The woman had the AWR removed during surgery in 2021.
Following the commission’s investigation, the Te Whatu Ora Group director of operations for Te Toka Tumai Auckland, Dr. Mike Shepherd, released a statement apologizing to the patient.
“On behalf of our Women’s Health service at Te Toka Tumai Auckland and Te Whatu Ora, I would like to say how sorry we are for what happened to the patient, and acknowledge the impact that this will have had on her and her whānau (family group).
“For ethical and privacy reasons we can’t comment on the details of individual patient care. However, we have reviewed the patient’s care and this has resulted in improvements to our systems and processes which will reduce the chance of similar incidents happening again.”

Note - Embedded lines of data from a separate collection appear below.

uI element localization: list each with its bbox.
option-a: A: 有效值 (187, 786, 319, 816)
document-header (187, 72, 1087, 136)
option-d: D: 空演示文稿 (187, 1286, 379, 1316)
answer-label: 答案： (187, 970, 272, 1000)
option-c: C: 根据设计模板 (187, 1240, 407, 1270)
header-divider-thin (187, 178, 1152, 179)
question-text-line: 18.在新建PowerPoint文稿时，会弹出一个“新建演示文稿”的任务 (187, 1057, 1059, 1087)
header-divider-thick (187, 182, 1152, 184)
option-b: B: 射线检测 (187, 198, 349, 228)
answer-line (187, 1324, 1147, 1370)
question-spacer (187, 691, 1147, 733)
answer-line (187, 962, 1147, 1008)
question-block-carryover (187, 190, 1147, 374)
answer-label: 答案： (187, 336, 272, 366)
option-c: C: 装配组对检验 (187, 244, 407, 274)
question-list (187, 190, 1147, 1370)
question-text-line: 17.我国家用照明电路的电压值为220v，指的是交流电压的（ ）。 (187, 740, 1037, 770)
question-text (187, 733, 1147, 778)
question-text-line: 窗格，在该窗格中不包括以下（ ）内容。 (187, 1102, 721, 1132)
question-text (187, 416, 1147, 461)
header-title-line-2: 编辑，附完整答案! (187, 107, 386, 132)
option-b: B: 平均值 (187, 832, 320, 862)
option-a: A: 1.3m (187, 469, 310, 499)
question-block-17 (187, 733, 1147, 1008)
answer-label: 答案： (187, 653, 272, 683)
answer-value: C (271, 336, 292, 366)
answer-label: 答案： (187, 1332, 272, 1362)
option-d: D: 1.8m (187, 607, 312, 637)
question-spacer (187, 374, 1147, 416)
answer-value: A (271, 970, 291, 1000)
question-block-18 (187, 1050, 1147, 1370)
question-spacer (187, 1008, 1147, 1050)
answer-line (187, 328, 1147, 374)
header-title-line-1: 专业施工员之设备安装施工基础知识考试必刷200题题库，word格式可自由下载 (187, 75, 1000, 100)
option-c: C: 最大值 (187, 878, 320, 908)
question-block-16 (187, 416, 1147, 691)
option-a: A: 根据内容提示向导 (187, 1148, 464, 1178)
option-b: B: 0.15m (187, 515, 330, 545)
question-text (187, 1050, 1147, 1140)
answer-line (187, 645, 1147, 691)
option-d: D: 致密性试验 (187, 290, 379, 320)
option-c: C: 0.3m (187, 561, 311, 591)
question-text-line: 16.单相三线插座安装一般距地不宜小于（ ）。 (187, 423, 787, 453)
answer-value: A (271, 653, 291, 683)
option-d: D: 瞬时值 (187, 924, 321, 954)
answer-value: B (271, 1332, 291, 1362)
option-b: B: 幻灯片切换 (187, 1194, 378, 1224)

Shepherd is required to submit another written apology within three weeks and must also provide the patient and her family the opportunity to meet face-to-face.
McDowell noted the woman’s case is not the only one of its kind to ever occur in Auckland. She has called for hospitals in the region to have clearer, more fulsome counts of their medical tools (including AWRs) and new training for staff.
Shepherd said he and his teams have “implemented, or are working toward implementing” all of the commission’s recommendations for improved care.
It is not yet clear if there will be any disciplinary action.